S'il est bien question de peinture, celle-ci est aussi la porte d'entrée de l'amour ou plus exactement des amours tant celles-ci prennent leurs aises de page en page. Il y a, bien sûr, les découvertes sexuelles de notre jeune héros, plus ou moins induites par ses passions picturales et paléontologiques, mais aussi les amours débridées, teintées de perversité de Picasso qui aura quatre enfants nés de trois femmes. Il s'en occupera peu, voué tout entier à son art et à ses désirs orgiastiques. le peintre est ce minotaure assoiffé de sexe, il peint ses amantes qui sont ses muses : Olga, Dora, l'athlétique et blonde, Marie-Thérèse, la très jeune Françoise Gilot et d'autres, de passage. Il les peint, les sculpte et les dévore. Et quand il s'agit de décrire les scènes de sexe, Patrick Grainville nous trousse des séquences à la sensualité débridée.

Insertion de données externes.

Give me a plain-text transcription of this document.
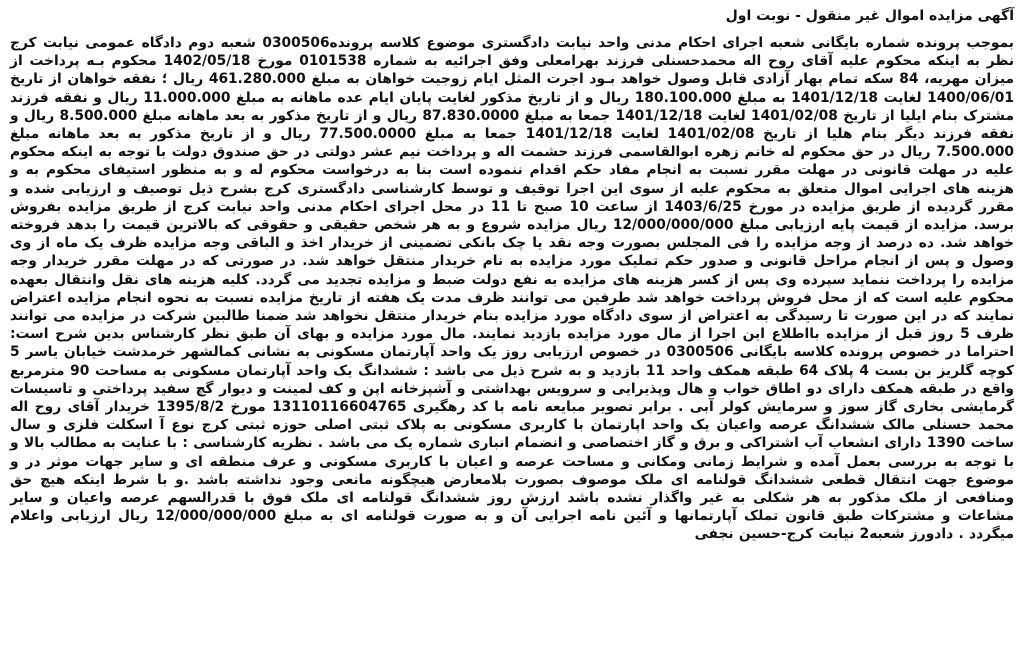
آگهی مزایده اموال غیر منقول - نوبت اول

بموجب پرونده شماره بایگانی شعبه اجرای احکام مدنی واحد نیابت دادگستری موضوع کلاسه پرونده0300506 شعبه دوم دادگاه عمومی نیابت کرج نظر به اینکه محکوم علیه آقای روح اله محمدحسنلی فرزند بهرامعلی وفق اجرائیه به شماره 0101538 مورخ 1402/05/18 محکوم بـه پرداخت از میزان مهریه، 84 سکه تمام بهار آزادی قابل وصول خواهد بـود اجرت المثل ایام زوجیت خواهان به مبلغ 461.280.000 ریال ؛ نفقه خواهان از تاریخ 1400/06/01 لغایت 1401/12/18 به مبلغ 180.100.000 ریال و از تاریخ مذکور لغایت پایان ایام عده ماهانه به مبلغ 11.000.000 ریال و نفقه فرزند مشترک بنام ایلیا از تاریخ 1401/02/08 لغایت 1401/12/18 جمعا به مبلغ 87.830.0000 ریال و از تاریخ مذکور به بعد ماهانه مبلغ 8.500.000 ریال و نفقه فرزند دیگر بنام هلیا از تاریخ 1401/02/08 لغایت 1401/12/18 جمعا به مبلغ 77.500.0000 ریال و از تاریخ مذکور به بعد ماهانه مبلغ 7.500.000 ریال در حق محکوم له خانم زهره ابوالقاسمی فرزند حشمت اله و پرداخت نیم عشر دولتی در حق صندوق دولت با توجه به اینکه محکوم علیه در مهلت قانونی در مهلت مقرر نسبت به انجام مفاد حکم اقدام ننموده است بنا به درخواست محکوم له و به منظور استیفای محکوم به و هزینه های اجرایی اموال متعلق به محکوم علیه از سوی این اجرا توقیف و توسط کارشناسی دادگستری کرج بشرح ذیل توصیف و ارزیابی شده و مقرر گردیده از طریق مزایده در مورخ 1403/6/25 از ساعت 10 صبح تا 11 در محل اجرای احکام مدنی واحد نیابت کرج از طریق مزایده بفروش برسد. مزایده از قیمت پایه ارزیابی مبلغ 12/000/000/000 ریال مزایده شروع و به هر شخص حقیقی و حقوقی که بالاترین قیمت را بدهد فروخته خواهد شد. ده درصد از وجه مزایده را فی المجلس بصورت وجه نقد یا چک بانکی تضمینی از خریدار اخذ و الباقی وجه مزایده ظرف یک ماه از وی وصول و پس از انجام مراحل قانونی و صدور حکم تملیک مورد مزایده به نام خریدار منتقل خواهد شد. در صورتی که در مهلت مقرر خریدار وجه مزایده را پرداخت ننماید سپرده وی پس از کسر هزینه های مزایده به نفع دولت ضبط و مزایده تجدید می گردد. کلیه هزینه های نقل وانتقال بعهده محکوم علیه است که از محل فروش پرداخت خواهد شد طرفین می توانند ظرف مدت یک هفته از تاریخ مزایده نسبت به نحوه انجام مزایده اعتراض نمایند که در این صورت تا رسیدگی به اعتراض از سوی دادگاه مورد مزایده بنام خریدار منتقل نخواهد شد ضمنا طالبین شرکت در مزایده می توانند ظرف 5 روز قبل از مزایده بااطلاع این اجرا از مال مورد مزایده بازدید نمایند. مال مورد مزایده و بهای آن طبق نظر کارشناس بدین شرح است: احتراما در خصوص پرونده کلاسه بایگانی 0300506 در خصوص ارزیابی روز یک واحد آپارتمان مسکونی به نشانی کمالشهر خرمدشت خیابان یاسر 5 کوچه گلریز بن بست 4 پلاک 64 طبقه همکف واحد 11 بازدید و به شرح ذیل می باشد : ششدانگ یک واحد آپارتمان مسکونی به مساحت 90 مترمربع واقع در طبقه همکف دارای دو اطاق خواب و هال وپذیرایی و سرویس بهداشتی و آشپزخانه اپن و کف لمینت و دیوار گچ سفید پرداختی و تاسیسات گرمایشی بخاری گاز سوز و سرمایش کولر آبی . برابر تصویر مبایعه نامه با کد رهگیری 13110116604765 مورخ 1395/8/2 خریدار آقای روح اله محمد حسنلی مالک ششدانگ عرصه واعیان یک واحد اپارتمان با کاربری مسکونی به پلاک ثبتی اصلی حوزه ثبتی کرج نوع آ اسکلت فلزی و سال ساخت 1390 دارای انشعاب آب اشتراکی و برق و گاز اختصاصی و انضمام انباری شماره یک می باشد . نظریه کارشناسی : با عنایت به مطالب بالا و با توجه به بررسی بعمل آمده و شرایط زمانی ومکانی و مساحت عرصه و اعیان با کاربری مسکونی و عرف منطقه ای و سایر جهات موثر در و موضوع جهت انتقال قطعی ششدانگ قولنامه ای ملک موصوف بصورت بلامعارض هیچگونه مانعی وجود نداشته باشد .و با شرط اینکه هیچ حق ومنافعی از ملک مذکور به هر شکلی به غیر واگذار نشده باشد ارزش روز ششدانگ قولنامه ای ملک فوق با قدرالسهم عرصه واعیان و سایر مشاعات و مشترکات طبق قانون تملک آپارتمانها و آئین نامه اجرایی آن و به صورت قولنامه ای به مبلغ 12/000/000/000 ریال ارزیابی واعلام میگردد . دادورز شعبه2 نیابت کرج-حسین نجفی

Si la vie de Nicolas de Staël est moins présente car il s'est suicidé à 41 ans, celle de Picasso, qui a vécu jusqu'à 91 ans et qui a laissé une oeuvre considérable, est omniprésente tout du long.

Enfin, il y a ce bleu, qui nous intrigue, celui, incroyable, des yeux de Milos qui nous emmène vers les bleus picturaux, ceux de Nicolas de Staël, mais aussi les cobalts de Turner l'impressionniste, ceux de Renoir, Dufy ou encore Van Gogh. le bleu du regard, c'est aussi l'oeil du peintre mais « l'oeil de la peinture est intérieur »
L'histoire se termine sur une vision surréaliste, le rêve que fait Milos ou se mêlent dans une succession de scènes débridées et baroques où s'entrechoquent les corps des amantes de Picasso, celles de Milos, où on croise peintres, matadors, et même Brigitte Bardot, bousculés par les bisons d'Altamira et c'est comme un feu d'artifice pour clore ce roman de la démesure, coloré, luxuriant où éclatent pulsions de vie et de mort.

L'écriture est puissante, métaphorique et débridée. Elle exige du lecteur beaucoup d'attention, elle se mérite mais quel plaisir au final, même si certains passages trainent en longueur.
Au vu de toutes les oeuvres citées, je conseille vivement d'aller consulter sur la toile pour admirer ces oeuvres et mieux appréhender le texte, le livre se contentant, sur sa couverture minimaliste, d'une reproduction d'un portrait de Marie-Thérèse Walter que Picasso a peint en 1937.
Je remercie Babelio et les éditions du Seuil pour cette découverte.